Seattle-Everett Interurban

The trolleys shown in the first picture at the beginning of this article are three of six trolley cars, numbered 50-55, built about 1910 for the Seattle-Everett Traction Company, by the Niles Car & Manufacturing Company, of Niles, Ohio. The front trolley car in the first picture is Car 55, which has been rebuilt and is now on display at Heritage Park in Lynnwood, Washington. Shown in the picture above, also from about 1910, are two Niles trolley cars at the Seattle-Everett Interurban station at the northwest corner of Pacific Avenue and Colby Avenue in Everett, Washington. Besides Car 55, the only other Niles trolley car remaining from the Seattle-Everett Interurban Railway is Car 53, which has been converted into a diner in eastern Washington.

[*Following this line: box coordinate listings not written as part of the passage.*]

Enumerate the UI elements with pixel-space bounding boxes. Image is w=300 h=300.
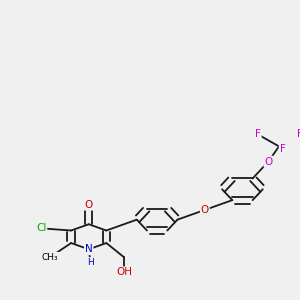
Text: F: F: [255, 129, 261, 140]
Text: O: O: [85, 200, 93, 210]
Text: O: O: [264, 157, 273, 166]
Text: N: N: [85, 244, 93, 254]
Text: CH₃: CH₃: [42, 253, 58, 262]
Text: H: H: [87, 258, 94, 267]
Text: Cl: Cl: [36, 223, 46, 233]
Text: O: O: [201, 205, 209, 215]
Text: F: F: [280, 143, 286, 154]
Text: OH: OH: [116, 267, 132, 277]
Text: F: F: [297, 129, 300, 140]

The Seattle-Everett Traction Company became the Pacific Northwest Traction Company in 1912, and then became the North Coast Transportation Company in 1930. As the interurban service changed names, from various mergers, the six trolleys built by the Niles Car & Manufacturing Company continued to provide electric rail service from 1910 until the Seattle-Everett Interurban Railway was abandoned in 1939.

  1. About a mile north of where the Pershing Bridge was located, a remnant of the historic North Trunk Road fortunately still exists as Ronald Place North, near the intersection of Aurora Avenue North and North 175th Street. In 2005, the approximately quarter-mile-long remnant of the historic North Trunk Road still has the original red brick pavement dating from 1913, except where crossed by North 175th Street. The old brick road veers off the east side of Aurora Avenue North and curves to the north for over 300 feet to North 175th Street, and from there angles in a northwesterly direction for over 1000 feet back to Aurora Avenue North. The old brick road is listed on the 2005 Most Endangered Historic Properties List, due to urban redevelopment in the area.